In this project, we will create a simple Unix shell to perform some basic tasks such as changing between directories (cd) and execution of commands.
Additionally, the program also handles special tasks such as I/O redirection (<, >), background tasks (&, jobs) and pipelines (|).
To compile and run the shell, execute the
build.shfile.
The prompt() function prompts the user with the current path and reads a line of input provided by the user using fgets(). After, if feof() detects that the user has pressed Ctrl-D, an exit flag will be set to signal to the program that it should exit as soon as possible.
After the user has provided input, this is passed on to parse_arguments(). First, format_input() is used on the input string, surrounding all special characters with whitespace to guarantee correct tokenization later. Tokenization is then done with strtok(), adding each argument into an array, while also checking for special characters and acting accordingly.
When all arguments are parsed, the array is passed to execute() which runs the command. First, it checks for special commands, and if none are found it creates a child process using fork() in which the arguments are executed. If a normal command is executed the parent process will wait for the child to complete and print the exit status of the command.
To change the current working directory, we use the cd command.

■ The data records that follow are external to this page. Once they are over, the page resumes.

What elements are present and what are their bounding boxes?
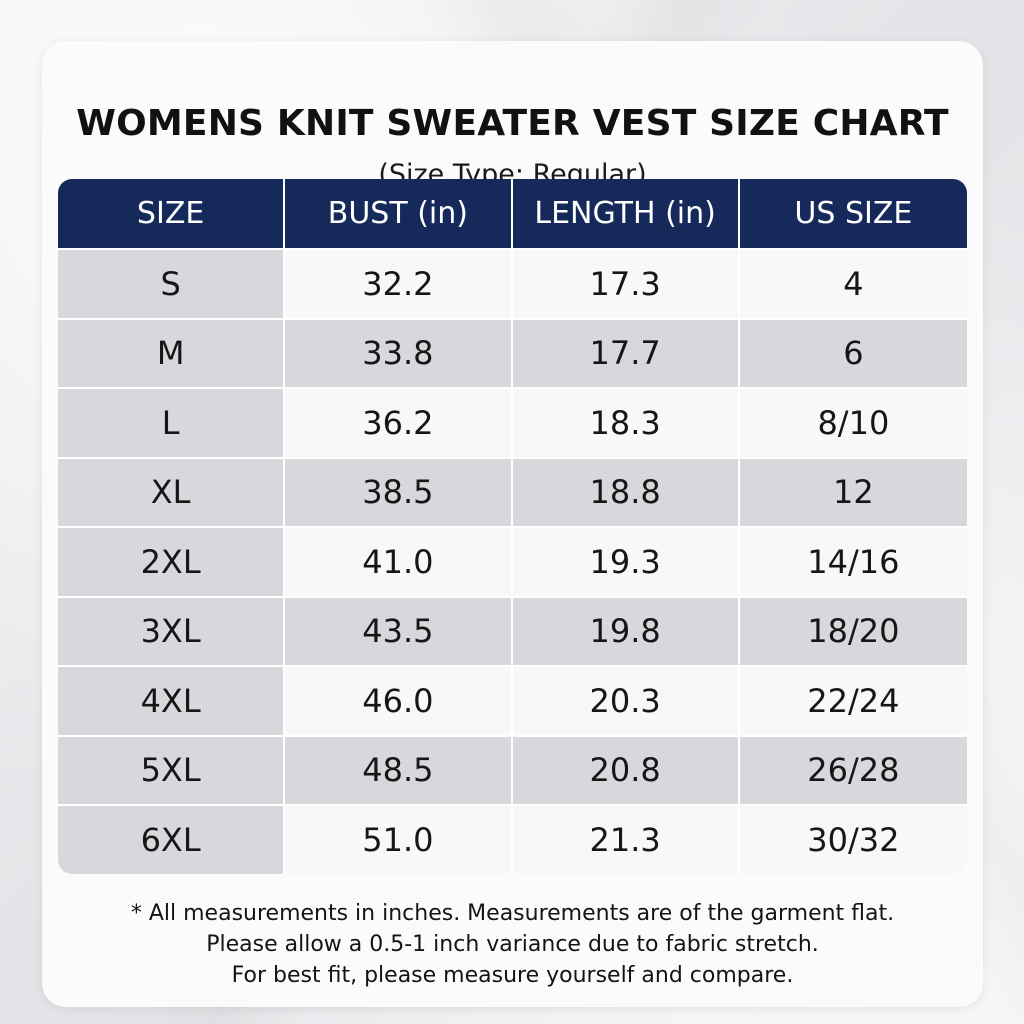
cell-length: 18.8 bbox=[512, 456, 740, 526]
table-row: S 32.2 17.3 4 bbox=[58, 248, 967, 318]
cell-us-size: 26/28 bbox=[739, 734, 967, 804]
table-row: 6XL 51.0 21.3 30/32 bbox=[58, 804, 967, 874]
cell-us-size: 18/20 bbox=[739, 595, 967, 665]
table-row: 3XL 43.5 19.8 18/20 bbox=[58, 595, 967, 665]
cell-length: 17.3 bbox=[512, 248, 740, 318]
cell-size: M bbox=[58, 317, 286, 387]
cell-us-size: 30/32 bbox=[739, 804, 967, 874]
cell-bust: 46.0 bbox=[285, 665, 513, 735]
note-line: For best fit, please measure yourself an… bbox=[231, 963, 794, 988]
header-size: SIZE bbox=[58, 179, 286, 248]
cell-bust: 51.0 bbox=[285, 804, 513, 874]
cell-length: 21.3 bbox=[512, 804, 740, 874]
cell-bust: 41.0 bbox=[285, 526, 513, 596]
cell-length: 17.7 bbox=[512, 317, 740, 387]
cell-us-size: 12 bbox=[739, 456, 967, 526]
cell-size: 4XL bbox=[58, 665, 286, 735]
cell-size: 3XL bbox=[58, 595, 286, 665]
cell-bust: 43.5 bbox=[285, 595, 513, 665]
cell-length: 19.3 bbox=[512, 526, 740, 596]
header-bust: BUST (in) bbox=[285, 179, 513, 248]
header-length: LENGTH (in) bbox=[512, 179, 740, 248]
cell-bust: 36.2 bbox=[285, 387, 513, 457]
table-row: L 36.2 18.3 8/10 bbox=[58, 387, 967, 457]
cell-us-size: 14/16 bbox=[739, 526, 967, 596]
cell-bust: 32.2 bbox=[285, 248, 513, 318]
table-row: XL 38.5 18.8 12 bbox=[58, 456, 967, 526]
table-row: 2XL 41.0 19.3 14/16 bbox=[58, 526, 967, 596]
cell-size: XL bbox=[58, 456, 286, 526]
cell-size: 2XL bbox=[58, 526, 286, 596]
note-line: * All measurements in inches. Measuremen… bbox=[130, 901, 895, 926]
header-us-size: US SIZE bbox=[739, 179, 967, 248]
cell-length: 18.3 bbox=[512, 387, 740, 457]
cell-us-size: 22/24 bbox=[739, 665, 967, 735]
table-header-row: SIZE BUST (in) LENGTH (in) US SIZE bbox=[58, 179, 967, 248]
table-row: 5XL 48.5 20.8 26/28 bbox=[58, 734, 967, 804]
cell-size: 5XL bbox=[58, 734, 286, 804]
cell-size: L bbox=[58, 387, 286, 457]
cell-length: 20.3 bbox=[512, 665, 740, 735]
cell-us-size: 6 bbox=[739, 317, 967, 387]
cell-size: S bbox=[58, 248, 286, 318]
table-body: S 32.2 17.3 4 M 33.8 17.7 6 L 36.2 18.3 8/10 XL 38.5 1… bbox=[58, 248, 967, 874]
table-row: M 33.8 17.7 6 bbox=[58, 317, 967, 387]
cell-bust: 48.5 bbox=[285, 734, 513, 804]
table-row: 4XL 46.0 20.3 22/24 bbox=[58, 665, 967, 735]
measurement-notes: * All measurements in inches. Measuremen… bbox=[42, 898, 983, 991]
size-chart-card: WOMENS KNIT SWEATER VEST SIZE CHART (Siz… bbox=[42, 41, 983, 1007]
cell-us-size: 8/10 bbox=[739, 387, 967, 457]
cell-length: 19.8 bbox=[512, 595, 740, 665]
cell-size: 6XL bbox=[58, 804, 286, 874]
cell-bust: 33.8 bbox=[285, 317, 513, 387]
cell-bust: 38.5 bbox=[285, 456, 513, 526]
cell-length: 20.8 bbox=[512, 734, 740, 804]
page-title: WOMENS KNIT SWEATER VEST SIZE CHART bbox=[76, 103, 949, 144]
note-line: Please allow a 0.5-1 inch variance due t… bbox=[206, 932, 819, 957]
cell-us-size: 4 bbox=[739, 248, 967, 318]
size-chart-table: SIZE BUST (in) LENGTH (in) US SIZE S 32.2… bbox=[58, 179, 967, 874]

This command takes one argument, which is the path to the new working directory. cd works just like it would in a normal shell, such as bash, zsh and PowerShell.

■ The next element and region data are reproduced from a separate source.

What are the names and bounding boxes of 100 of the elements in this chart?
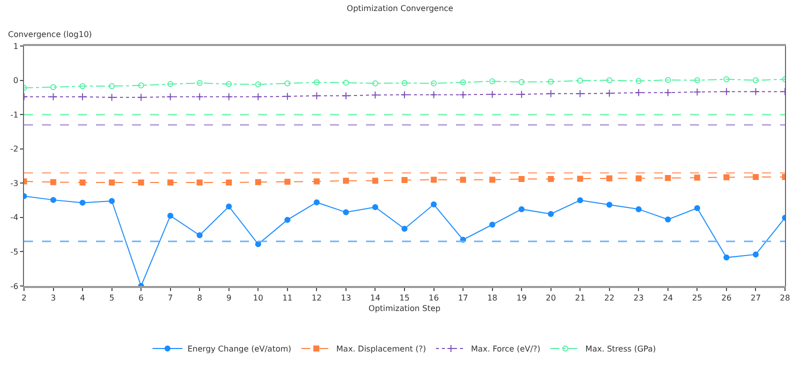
- chart-title: Optimization Convergence: [346, 4, 454, 14]
- point: [402, 226, 408, 232]
- x-tick-label: 2: [21, 294, 27, 303]
- point: [372, 204, 378, 210]
- y-tick-label: -4: [10, 213, 18, 222]
- point: [372, 80, 378, 86]
- point: [108, 179, 115, 186]
- point: [459, 90, 468, 99]
- point: [49, 92, 58, 101]
- x-tick-label: 4: [80, 294, 86, 303]
- point: [722, 88, 730, 96]
- y-tick-label: -6: [10, 282, 18, 291]
- point: [50, 196, 56, 203]
- point: [723, 76, 730, 82]
- point: [636, 206, 642, 212]
- x-tick-label: 10: [253, 294, 264, 303]
- point: [518, 79, 525, 85]
- point: [489, 222, 496, 228]
- point: [224, 92, 233, 101]
- point: [342, 80, 349, 86]
- x-tick-label: 15: [399, 294, 410, 303]
- point: [312, 92, 321, 100]
- point: [342, 209, 349, 216]
- point: [694, 174, 700, 181]
- point: [548, 176, 554, 182]
- point: [166, 92, 174, 101]
- x-tick-label: 20: [546, 294, 556, 303]
- point: [80, 83, 86, 90]
- x-tick-label: 14: [370, 294, 380, 303]
- point: [430, 80, 437, 86]
- legend-label: Energy Change (eV/atom): [188, 344, 292, 354]
- point: [460, 176, 466, 183]
- x-tick-label: 22: [604, 294, 614, 303]
- x-tick-label: 12: [312, 294, 322, 303]
- point: [518, 206, 525, 212]
- point: [108, 198, 115, 204]
- point: [342, 178, 349, 184]
- point: [284, 216, 290, 223]
- y-tick-label: 1: [13, 42, 18, 51]
- x-tick-label: 13: [340, 294, 352, 303]
- point: [283, 92, 292, 100]
- x-tick-label: 8: [197, 294, 202, 303]
- point: [489, 78, 496, 84]
- point: [723, 254, 730, 261]
- x-tick-label: 25: [692, 294, 702, 303]
- point: [636, 175, 642, 182]
- x-tick-label: 3: [50, 294, 56, 303]
- point: [255, 179, 262, 186]
- point: [693, 88, 702, 96]
- point: [138, 82, 144, 88]
- x-axis-title: Optimization Step: [368, 304, 440, 314]
- point: [167, 81, 174, 88]
- point: [694, 77, 700, 84]
- point: [430, 201, 437, 208]
- point: [577, 197, 584, 204]
- point: [489, 176, 496, 183]
- point: [548, 211, 554, 217]
- x-tick-label: 26: [721, 294, 732, 303]
- point: [284, 178, 290, 185]
- point: [254, 92, 262, 101]
- point: [80, 179, 86, 186]
- point: [606, 202, 612, 208]
- x-tick-label: 9: [226, 294, 232, 303]
- x-tick-label: 23: [634, 294, 644, 303]
- point: [196, 179, 203, 186]
- point: [577, 176, 584, 182]
- point: [664, 175, 671, 181]
- point: [80, 200, 86, 206]
- point: [576, 90, 584, 98]
- x-tick-label: 24: [662, 294, 674, 303]
- legend-label: Max. Stress (GPa): [585, 344, 656, 354]
- point: [400, 90, 408, 99]
- point: [606, 77, 612, 84]
- x-tick-label: 27: [750, 294, 761, 303]
- point: [50, 84, 56, 90]
- x-tick-label: 5: [109, 294, 114, 303]
- point: [137, 93, 146, 102]
- point: [664, 88, 672, 97]
- point: [752, 88, 760, 96]
- point: [78, 92, 87, 101]
- point: [226, 81, 232, 88]
- x-tick-label: 16: [428, 294, 439, 303]
- point: [694, 205, 700, 212]
- point: [546, 90, 555, 98]
- point: [518, 176, 525, 182]
- point: [634, 88, 643, 97]
- point: [196, 232, 203, 238]
- point: [577, 78, 584, 84]
- point: [226, 179, 232, 186]
- point: [606, 175, 612, 182]
- point: [108, 93, 116, 102]
- x-tick-label: 21: [575, 294, 586, 303]
- point: [488, 90, 496, 98]
- point: [196, 92, 204, 101]
- point: [138, 179, 144, 186]
- x-tick-label: 11: [282, 294, 293, 303]
- point: [226, 203, 232, 210]
- y-tick-label: -2: [10, 144, 18, 154]
- point: [167, 212, 174, 219]
- point: [605, 89, 614, 98]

The check for the cd command is done in execute() using the chdir() syscall to change the current directory. Then execute() returns to continue to the next prompt.

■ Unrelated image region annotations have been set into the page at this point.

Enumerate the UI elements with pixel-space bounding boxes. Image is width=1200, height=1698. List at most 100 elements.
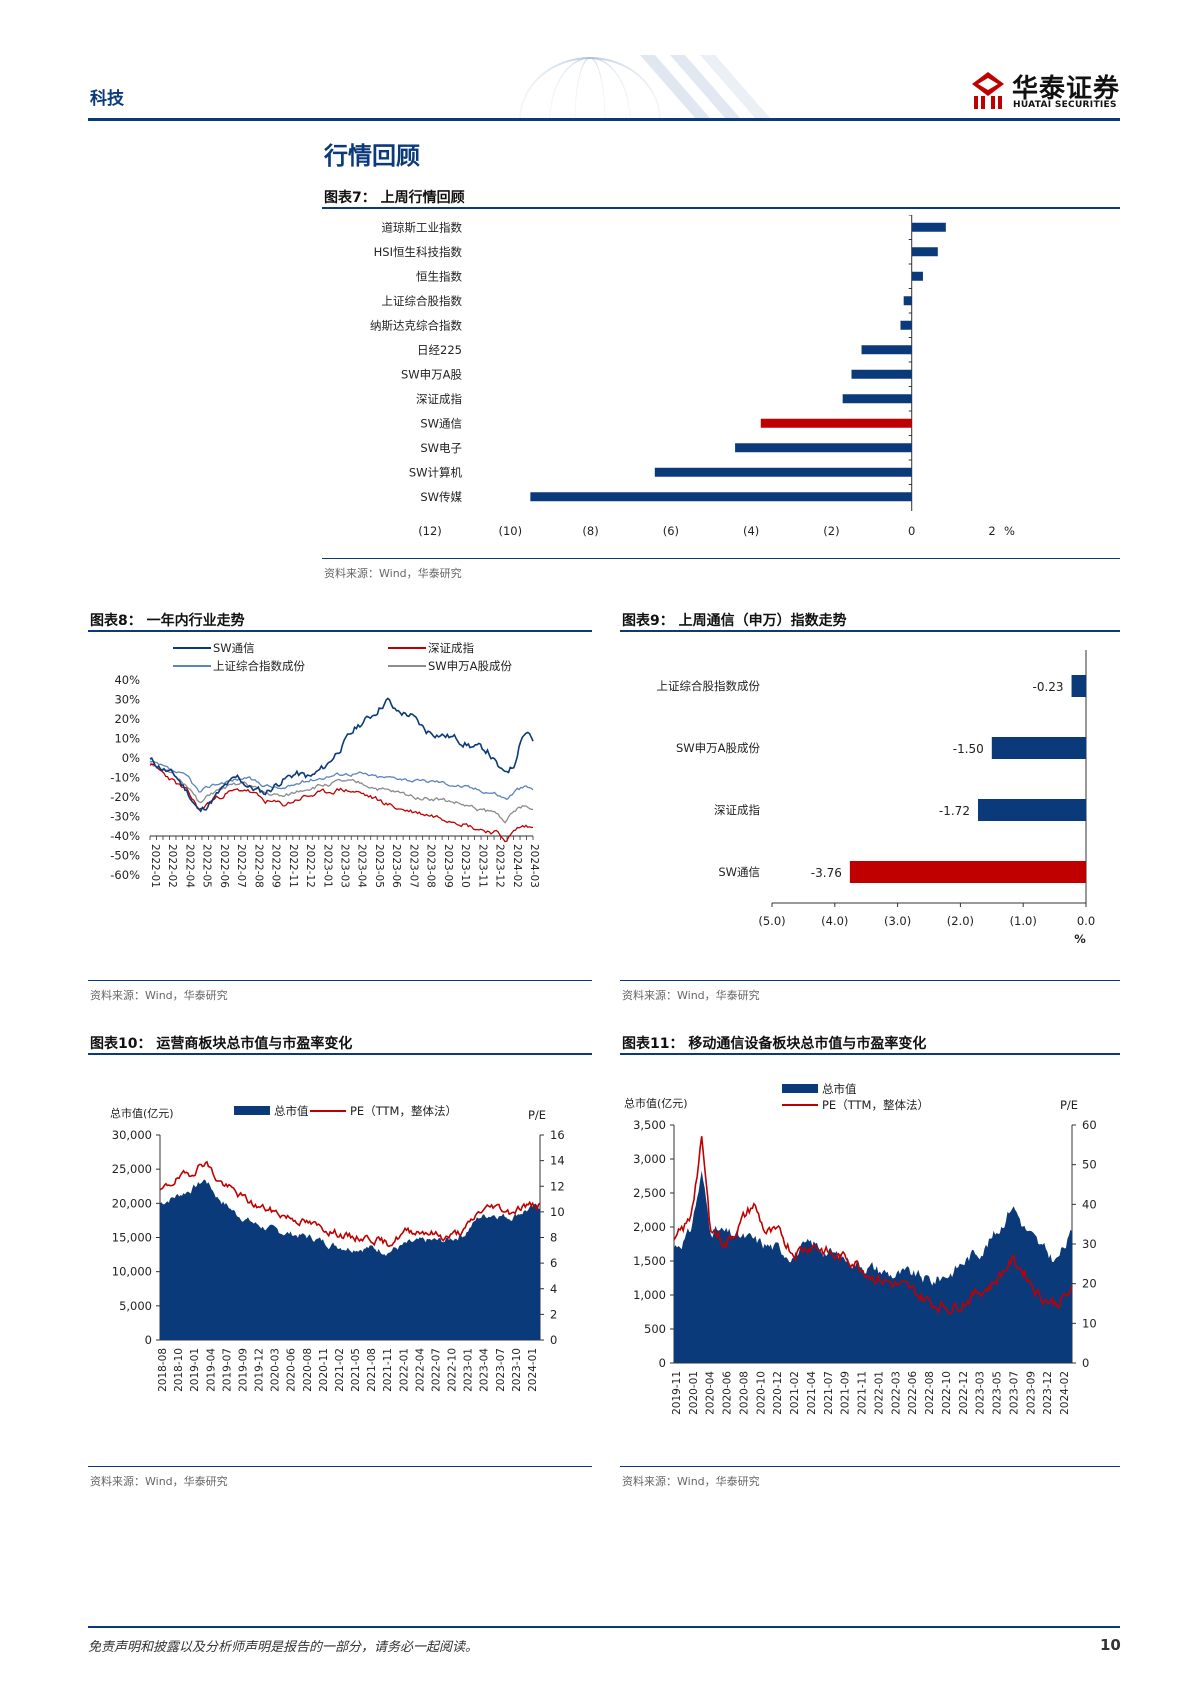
fig9-source: 资料来源：Wind，华泰研究 [622, 989, 760, 1002]
fig10-right-tick-label: 4 [550, 1282, 557, 1296]
fig8-y-tick-label: -20% [110, 790, 140, 804]
fig11-left-tick-label: 2,500 [633, 1186, 666, 1200]
fig10-x-tick-label: 2021-08 [366, 1348, 378, 1392]
fig7-bar [861, 345, 912, 355]
fig7-category-label: 日经225 [417, 343, 462, 357]
header-rule [88, 118, 1120, 121]
fig8-legend-label: SW通信 [213, 641, 255, 655]
logo-chinese-name: 华泰证券 [1012, 74, 1121, 104]
fig10-x-tick-label: 2022-04 [414, 1348, 426, 1392]
fig10-right-tick-label: 6 [550, 1256, 557, 1270]
fig7-x-tick-label: (2) [823, 524, 839, 538]
fig7-x-tick-label: (6) [663, 524, 679, 538]
fig7-unit-label: % [1004, 524, 1015, 538]
fig8-x-tick-label: 2022-12 [304, 844, 316, 888]
fig7-bar [530, 492, 912, 502]
fig11-left-tick-label: 3,000 [633, 1152, 666, 1166]
fig8-series-line [149, 697, 534, 813]
fig11-x-tick-label: 2020-08 [738, 1371, 750, 1415]
fig10-x-tick-label: 2021-02 [334, 1348, 346, 1392]
fig9-x-tick-label: (1.0) [1010, 914, 1037, 928]
fig10-left-tick-label: 10,000 [112, 1265, 152, 1279]
fig7-category-label: SW电子 [420, 441, 462, 455]
fig10-right-axis-label: P/E [528, 1108, 546, 1122]
fig10-right-tick-label: 0 [550, 1333, 557, 1347]
fig11-right-tick-label: 50 [1082, 1158, 1097, 1172]
fig7-title: 图表7： 上周行情回顾 [324, 190, 465, 206]
fig10-title-rule [88, 1053, 592, 1055]
fig11-left-tick-label: 1,500 [633, 1254, 666, 1268]
fig11-x-tick-label: 2022-06 [907, 1371, 919, 1415]
fig11-title: 图表11： 移动通信设备板块总市值与市盈率变化 [622, 1036, 927, 1052]
fig7-x-tick-label: (8) [582, 524, 598, 538]
fig10-left-tick-label: 20,000 [112, 1196, 152, 1210]
fig10-x-tick-label: 2019-12 [254, 1348, 266, 1392]
fig9-bar [991, 737, 1086, 759]
fig11-x-tick-label: 2022-08 [924, 1371, 936, 1415]
fig8-y-tick-label: 10% [114, 732, 140, 746]
fig11-legend-label: 总市值 [822, 1082, 857, 1096]
fig11-x-tick-label: 2019-11 [671, 1371, 683, 1415]
fig11-source: 资料来源：Wind，华泰研究 [622, 1475, 760, 1488]
fig11-left-axis-label: 总市值(亿元) [624, 1096, 688, 1110]
fig11-legend-swatch [782, 1084, 818, 1093]
fig7-bar [911, 271, 923, 281]
fig8-x-tick-label: 2023-05 [373, 844, 385, 888]
fig11-right-tick-label: 0 [1082, 1356, 1089, 1370]
fig8-x-tick-label: 2023-11 [476, 844, 488, 888]
fig11-x-tick-label: 2022-10 [941, 1371, 953, 1415]
fig10-source-rule [88, 1466, 592, 1467]
fig10-x-tick-label: 2020-03 [270, 1348, 282, 1392]
fig8-title: 图表8： 一年内行业走势 [90, 613, 245, 629]
fig8-x-tick-label: 2022-08 [252, 844, 264, 888]
fig11-right-tick-label: 20 [1082, 1277, 1097, 1291]
fig9-bar [849, 861, 1086, 883]
fig8-y-tick-label: 20% [114, 712, 140, 726]
fig7-x-tick-label: (10) [498, 524, 522, 538]
fig8-chart: -60% -50% -40% -30% -20% -10% 0% 10% 20% 30% 40% 20… [110, 641, 540, 888]
fig11-x-tick-label: 2022-01 [873, 1371, 885, 1415]
fig8-legend-label: 深证成指 [428, 641, 474, 655]
fig10-x-tick-label: 2020-08 [302, 1348, 314, 1392]
fig8-x-tick-label: 2023-04 [356, 844, 368, 888]
fig7-bar [911, 247, 938, 257]
fig8-title-rule [88, 630, 592, 632]
fig11-right-tick-label: 10 [1082, 1316, 1097, 1330]
fig9-x-tick-label: (4.0) [821, 914, 848, 928]
fig9-title: 图表9： 上周通信（申万）指数走势 [622, 613, 847, 629]
fig11-x-tick-label: 2020-04 [705, 1371, 717, 1415]
fig9-x-axis-label: % [1074, 932, 1086, 946]
fig8-legend-label: 上证综合指数成份 [213, 659, 305, 673]
fig9-value-label: -1.50 [953, 742, 984, 756]
fig7-x-tick-label: (12) [418, 524, 442, 538]
fig11-right-tick-label: 60 [1082, 1118, 1097, 1132]
fig11-x-tick-label: 2023-12 [1042, 1371, 1054, 1415]
fig8-x-tick-label: 2023-10 [459, 844, 471, 888]
fig8-x-tick-label: 2023-07 [407, 844, 419, 888]
fig10-x-tick-label: 2024-01 [527, 1348, 539, 1392]
fig10-pe-line [159, 1160, 541, 1248]
fig11-x-tick-label: 2021-11 [857, 1371, 869, 1415]
fig9-category-label: SW申万A股成份 [676, 741, 761, 755]
fig10-x-tick-label: 2018-10 [173, 1348, 185, 1392]
fig8-series-line [149, 760, 534, 801]
fig10-legend-label: 总市值 [274, 1104, 309, 1118]
fig11-x-tick-label: 2024-02 [1059, 1371, 1071, 1415]
fig11-source-rule [620, 1466, 1120, 1467]
fig7-bar [900, 320, 912, 330]
fig7-title-rule [322, 207, 1120, 209]
fig8-x-tick-label: 2023-03 [339, 844, 351, 888]
fig11-x-tick-label: 2020-12 [772, 1371, 784, 1415]
fig7-category-label: 上证综合股指数 [382, 294, 463, 308]
fig11-left-tick-label: 1,000 [633, 1288, 666, 1302]
fig11-right-tick-label: 40 [1082, 1197, 1097, 1211]
fig7-x-tick-label: 0 [908, 524, 915, 538]
fig8-y-tick-label: -60% [110, 868, 140, 882]
page-number: 10 [1100, 1636, 1121, 1654]
fig11-left-tick-label: 2,000 [633, 1220, 666, 1234]
footer-disclaimer: 免责声明和披露以及分析师声明是报告的一部分，请务必一起阅读。 [88, 1640, 479, 1655]
fig10-x-tick-label: 2020-06 [286, 1348, 298, 1392]
fig8-legend-label: SW申万A股成份 [428, 659, 513, 673]
fig10-right-tick-label: 14 [550, 1154, 565, 1168]
fig7-bar [903, 296, 912, 306]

cd has to be an internal shell command built into the shell so that the shell doesn't have to spawn a new process to call the command. Everything happens without calling any PATH variables.
Redirection of input and output can be done using the < and > symbols. The < symbol redirects the input to a file, and the > symbol redirects the output to a file.
In parse_arguments() we implemented an if-check that looks for < and > in the input.
If the input contains >, we redirect the output of a command from the left into the right using redirect_out().
If the input contains <, we redirect the input to the right into the left using redirect_in():
Example from code flush.c:208-213:
// Redirect stdin
if (strcmp(token, "<") == 0) {
char *tok = strtok(NULL, " \t");
int rc = redirect_in(tok);
if (rc < 0) break;
}Background tasks are tasks that are executed in the background, and do not block the execution of the shell. By adding the & symbol to the end of a command, the command is executed in the background by setting background_flag = 1 in parse_arguments(). This signals to execute() that the parent process should not wait for the child to complete, but rather put the process info into the bg_processes linked list.
We store the PID of the background tasks in a linked list imported from linkedlist.h. The linked list is inspired by skorks/c-linked-list but modified to fit our program. PIDs are stored in the order they are executed.
Before any command is executed, we check for zombie processes and print their exit status. This happens in main().
To view the status of background tasks we implemented the jobs command. The command takes no extra arguments.
In execute() the program checks for the jobs command and runs the linked list's display() function to write out a list of all background processes recorded in the bg_processes list.
We implemented pipelines, which lets us execute a sequence of commands connected by the | character. The commands are executed in the order they are given. The result of the last command is the input for the next command.
Pipes are created during the parsing of arguments when detcting the | symbol. create_pipe() then uses the syscall pipe() to create file descriptors for the read and write parts of the pipe. The currently accumulated arguments are then executed with stdout redirected to the pipe. After, stdin is redirected to the pipe, making the next command take its input from the pipe.